В Кантербури, главном городе Кентской провинции, пили чай, в первый раз по-английски, то есть крепкий и густой, почти без сливок, и с маслом, намазанным на ломтики белого хлеба; в Рочестере обедали, также по-английски, то есть не ели ничего, кроме говядины и сыра. Я спросил салату, но мне подали вялую траву, облитую уксусом: англичане не любят никакой зелени. Ростбиф, бифстекс есть их обыкновенная пища. Оттого густеет в них кровь, оттого делаются они флегматиками, меланхоликами, несносными для самих себя, и нередко самоубийцами. К сей физической причине их сплина можно прибавить еще две другие: вечный туман от моря и вечный дым от угольев, который облаками носится здесь над городами и деревнями.

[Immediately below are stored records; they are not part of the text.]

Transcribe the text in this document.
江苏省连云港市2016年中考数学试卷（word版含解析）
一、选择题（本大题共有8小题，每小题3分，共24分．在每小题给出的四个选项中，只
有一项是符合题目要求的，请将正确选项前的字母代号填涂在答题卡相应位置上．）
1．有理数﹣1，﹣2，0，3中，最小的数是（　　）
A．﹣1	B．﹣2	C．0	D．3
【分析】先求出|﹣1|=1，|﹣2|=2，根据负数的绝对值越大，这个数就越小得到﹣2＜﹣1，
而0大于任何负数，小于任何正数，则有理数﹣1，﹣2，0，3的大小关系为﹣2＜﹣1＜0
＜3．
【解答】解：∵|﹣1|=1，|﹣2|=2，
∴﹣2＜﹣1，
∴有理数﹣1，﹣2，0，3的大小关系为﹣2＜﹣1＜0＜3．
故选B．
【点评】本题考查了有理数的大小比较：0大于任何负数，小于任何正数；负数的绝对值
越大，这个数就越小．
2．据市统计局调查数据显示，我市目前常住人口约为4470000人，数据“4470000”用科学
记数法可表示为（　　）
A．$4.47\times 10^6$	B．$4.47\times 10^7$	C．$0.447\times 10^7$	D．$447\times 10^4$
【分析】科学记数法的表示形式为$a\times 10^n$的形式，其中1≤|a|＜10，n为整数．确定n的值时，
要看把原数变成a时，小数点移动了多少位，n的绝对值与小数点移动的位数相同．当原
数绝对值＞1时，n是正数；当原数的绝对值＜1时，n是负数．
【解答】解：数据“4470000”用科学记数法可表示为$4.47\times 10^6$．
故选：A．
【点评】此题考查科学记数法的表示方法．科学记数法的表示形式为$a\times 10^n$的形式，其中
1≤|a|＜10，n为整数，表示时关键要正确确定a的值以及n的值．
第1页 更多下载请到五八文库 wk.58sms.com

Мы проезжали мимо одного огромного замка, построенного на высоком месте, откуда можно видеть несколько городов, множество деревень, рек, море и проч. «Как счастлив должен быть хозяин этого дому!» – сказала наша сопутница, пожилая француженка. «Нет, – отвечал молодой кентский – дворянин, ехавший с нами в карете, – блестящая наружность и прекрасные виды не делают человека благополучным. Я знаю историю хозяина; она горестна». – Англичанин рассказал нам следующее.

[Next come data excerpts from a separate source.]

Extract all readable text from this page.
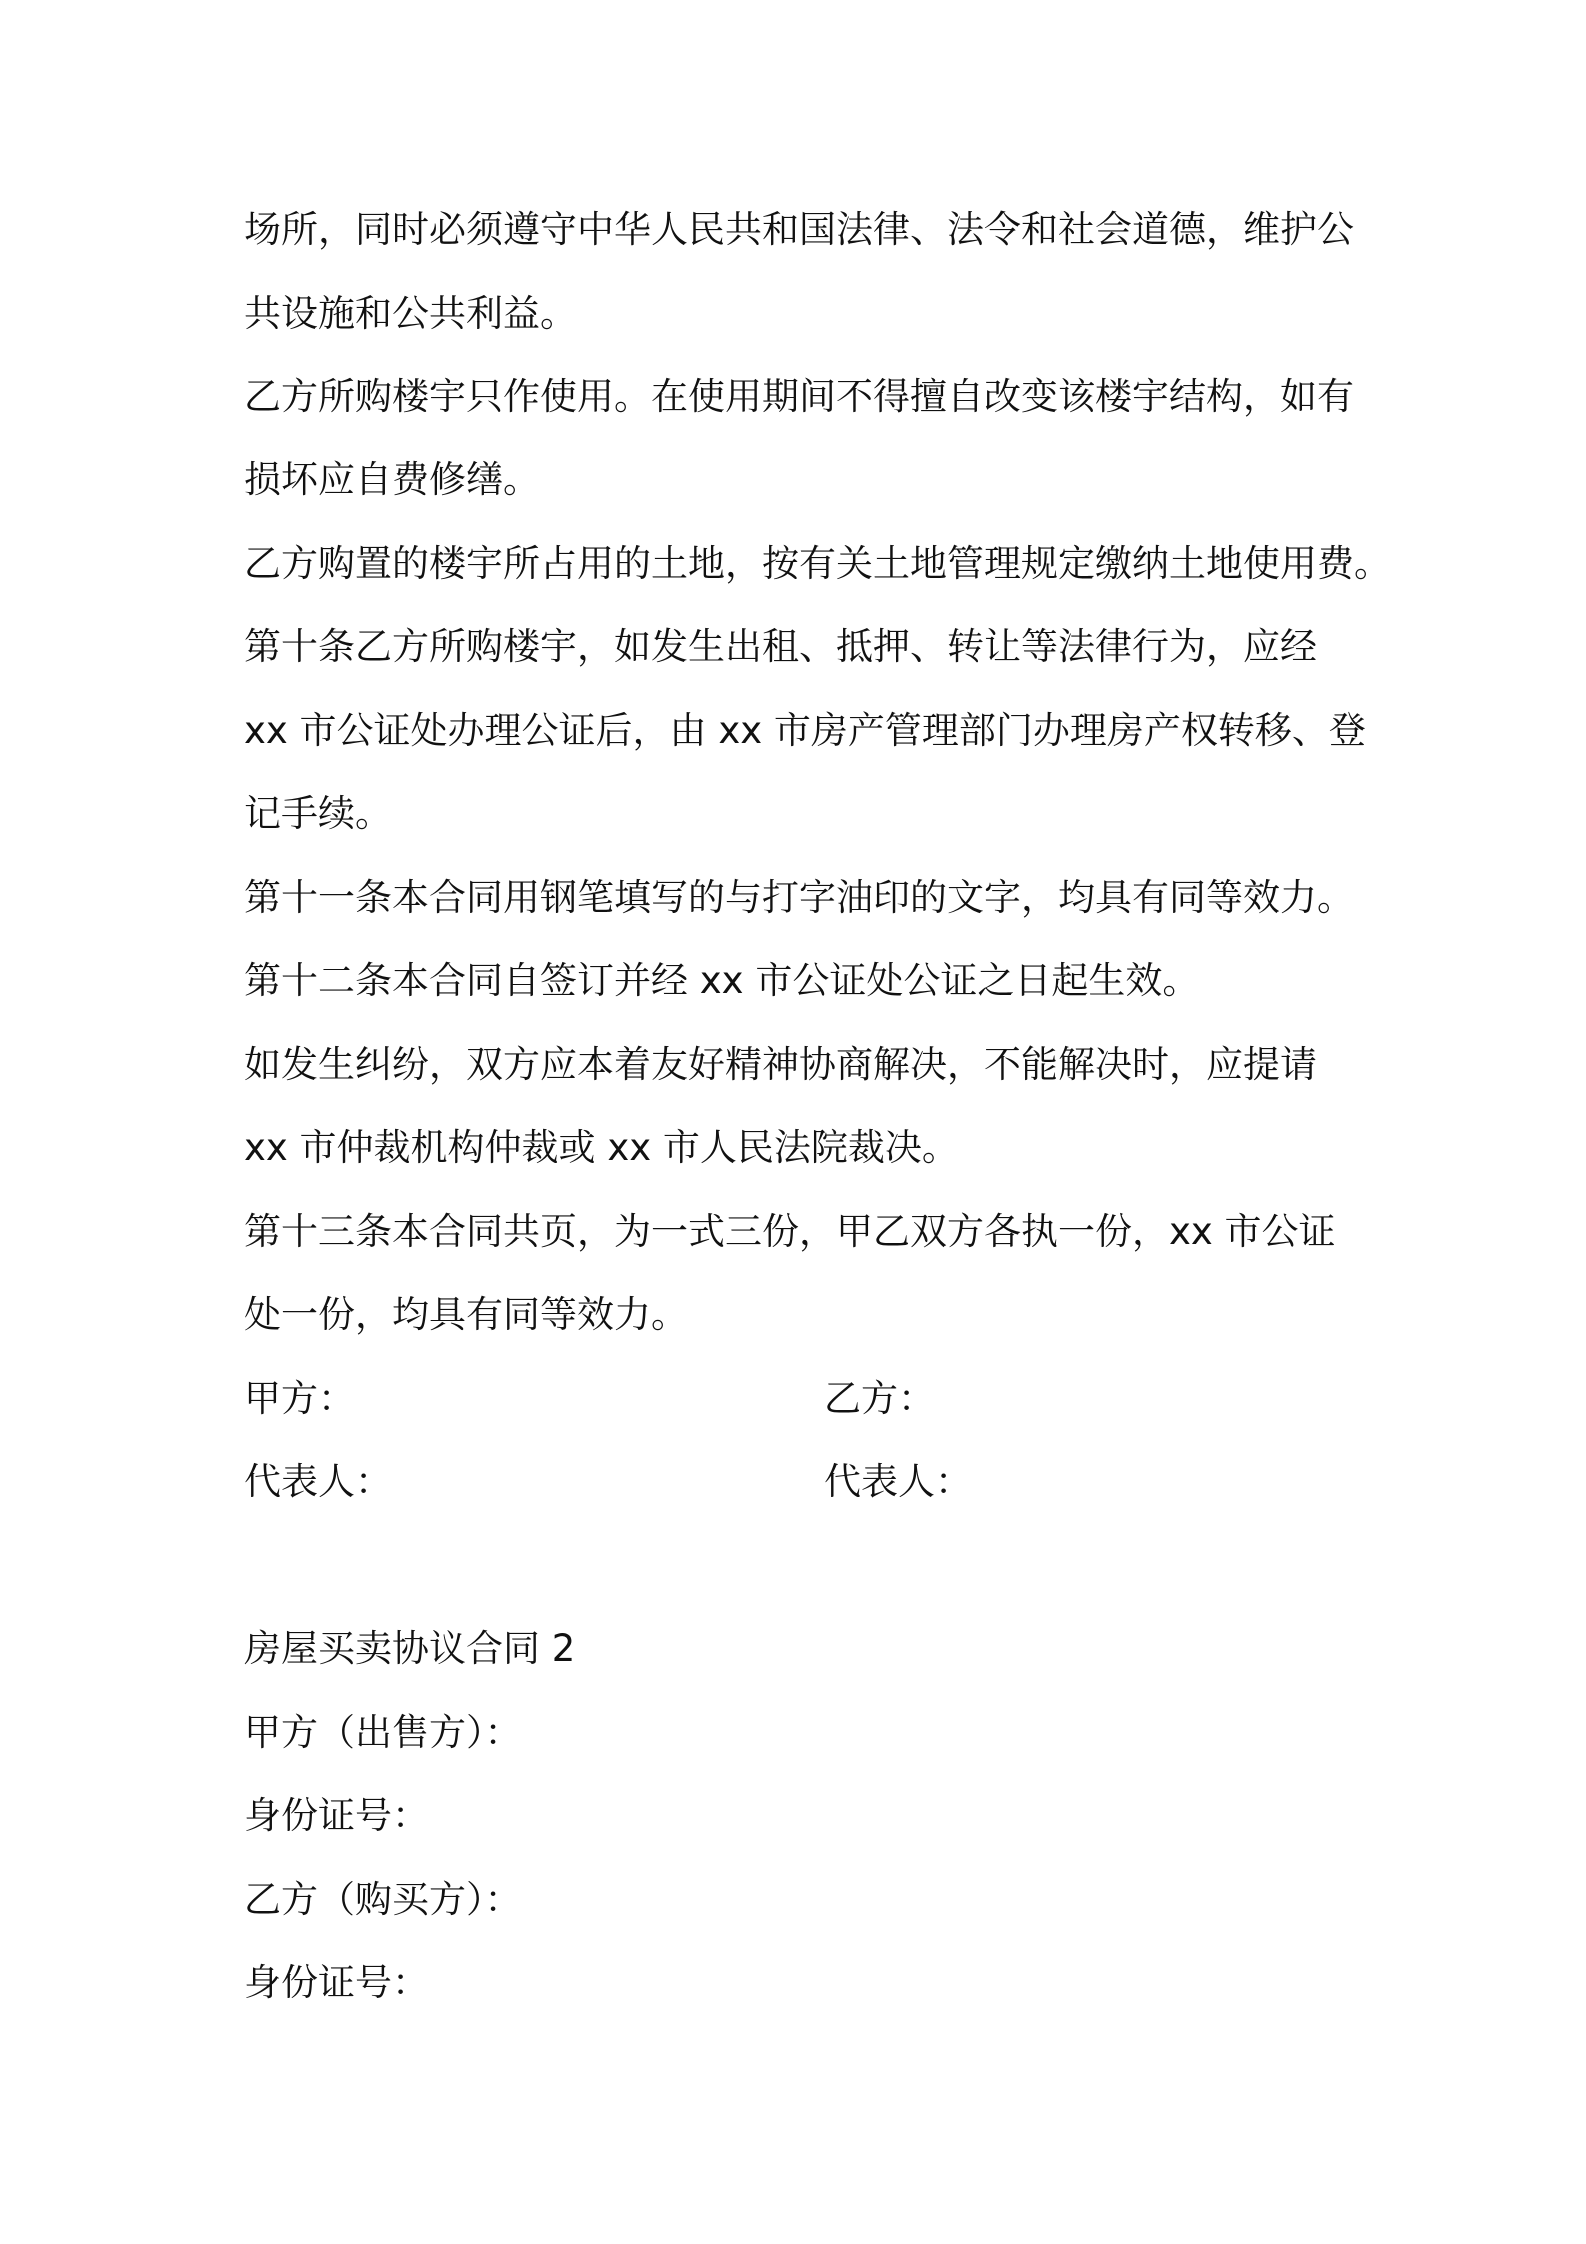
场所，同时必须遵守中华人民共和国法律、法令和社会道德，维护公
共设施和公共利益。
乙方所购楼宇只作使用。在使用期间不得擅自改变该楼宇结构，如有
损坏应自费修缮。
乙方购置的楼宇所占用的土地，按有关土地管理规定缴纳土地使用费。
第十条乙方所购楼宇，如发生出租、抵押、转让等法律行为，应经
xx 市公证处办理公证后，由 xx 市房产管理部门办理房产权转移、登
记手续。
第十一条本合同用钢笔填写的与打字油印的文字，均具有同等效力。
第十二条本合同自签订并经 xx 市公证处公证之日起生效。
如发生纠纷，双方应本着友好精神协商解决，不能解决时，应提请
xx 市仲裁机构仲裁或 xx 市人民法院裁决。
第十三条本合同共页，为一式三份，甲乙双方各执一份，xx 市公证
处一份，均具有同等效力。
甲方：	乙方：
代表人：	代表人：
房屋买卖协议合同 2
甲方（出售方）：
身份证号：
乙方（购买方）：
身份证号：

«Лорд О* был молод, хорош, богат, но с самого младенчества носил на лице своем печать меланхолии – и казалось, что жизнь, подобно свинцовому бремени, тяготила душу и сердце его. Двадцати пяти лет женился он на знатной и любезной девице, оставил Лондон, приехал в нашу провинцию, в этот огромный замок, построенный и украшенный отцом его, и, несмотря на все ласки, на все нежности милой супруги, предался более нежели когда-нибудь мрачной задумчивости и меланхолии. Бедная лади, живучи с ним, страдала и томилась, semblable à ces flambeaux, à ces lugubres feux, qui brulent près des morts sans échauffer leur cendre. – В один бурный вечер он взял ее за руку, привел в густоту парка и сказал: „Я мучил тебя: сердце мое, мертвое для всех радостей, не чувствует цены твоей: мне должно умереть – прости!“ В самую сию минуту несчастный лорд прострелил себе голову и упал мертвый к ногам оцепеневшей жены своей. – Уже два года покоится в земле прах его. Чувствительная вдова клялась не выезжать из замка и всякий день проливает слезы на гробе супруга, который был неизъяснимым феноменом в нравственном мире». – Товарищи мои начали рассуждать о сем происшествии; я молчал.

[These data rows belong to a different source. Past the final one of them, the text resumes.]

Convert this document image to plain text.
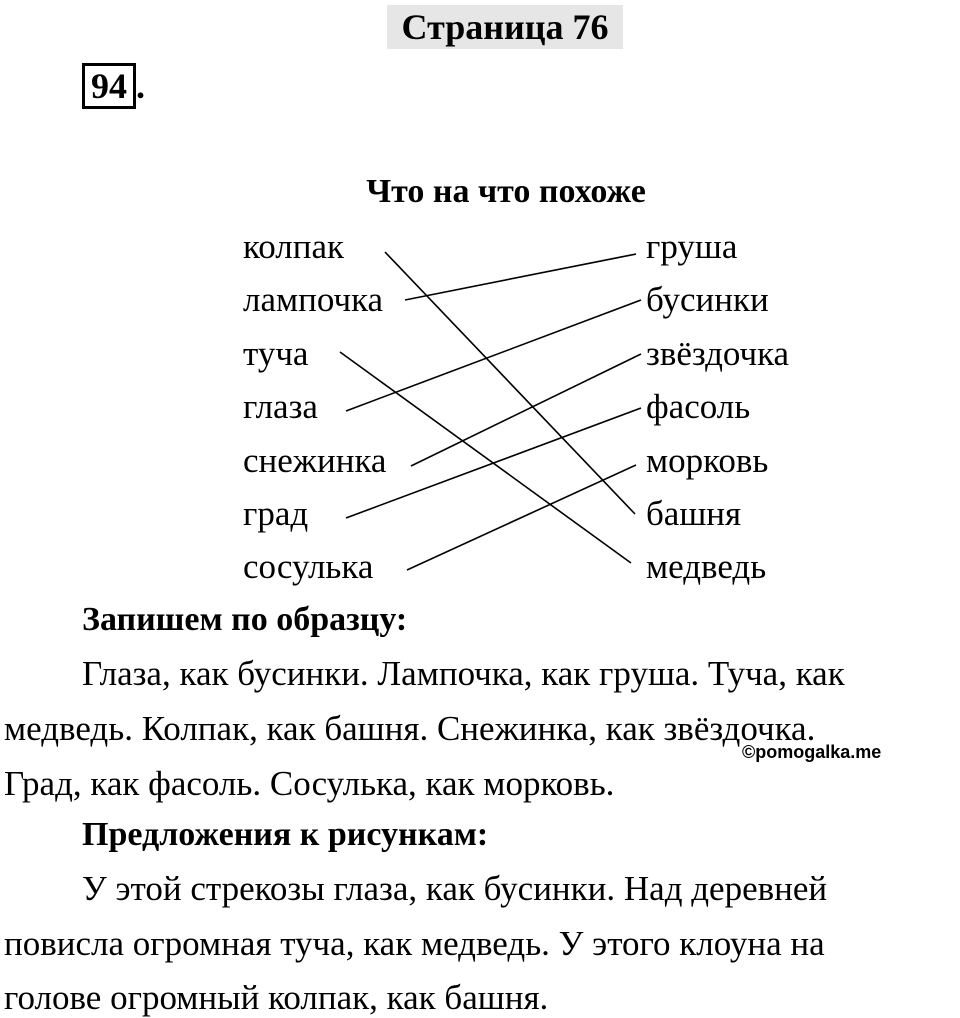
Страница 76
94 .
Что на что похоже
колпак
лампочка
туча
глаза
снежинка
град
сосулька
груша
бусинки
звёздочка
фасоль
морковь
башня
медведь
Запишем по образцу:
Глаза, как бусинки. Лампочка, как груша. Туча, как
медведь. Колпак, как башня. Снежинка, как звёздочка.
Град, как фасоль. Сосулька, как морковь.
©pomogalka.me
Предложения к рисункам:
У этой стрекозы глаза, как бусинки. Над деревней
повисла огромная туча, как медведь. У этого клоуна на
голове огромный колпак, как башня.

Верст за пять увидели мы Лондон в густом тумане. Купол церкви св. Павла гигантски превышал все другие здания. Близ него – так казалось издали – подымался сквозь дым и мглу тонкий высокий столп, монумент, сооруженный в память пожара, который некогда превратил в пепел большую часть города. Через несколько минут открылось потом и Вестминстерское аббатство, древнее готическое здание, вместе с другими церквами и башнями, вместе с зелеными густыми парками, зверинцами и рощами, окружающими Лондон. – Надобно было спускаться с горы; я вышел из кареты – и, смотря на величественный город, на его окрестности и на большую дорогу, забыл все. Если бы товарищи не хватились меня, то я остался бы один на горе и пошел бы в Лондон пешком.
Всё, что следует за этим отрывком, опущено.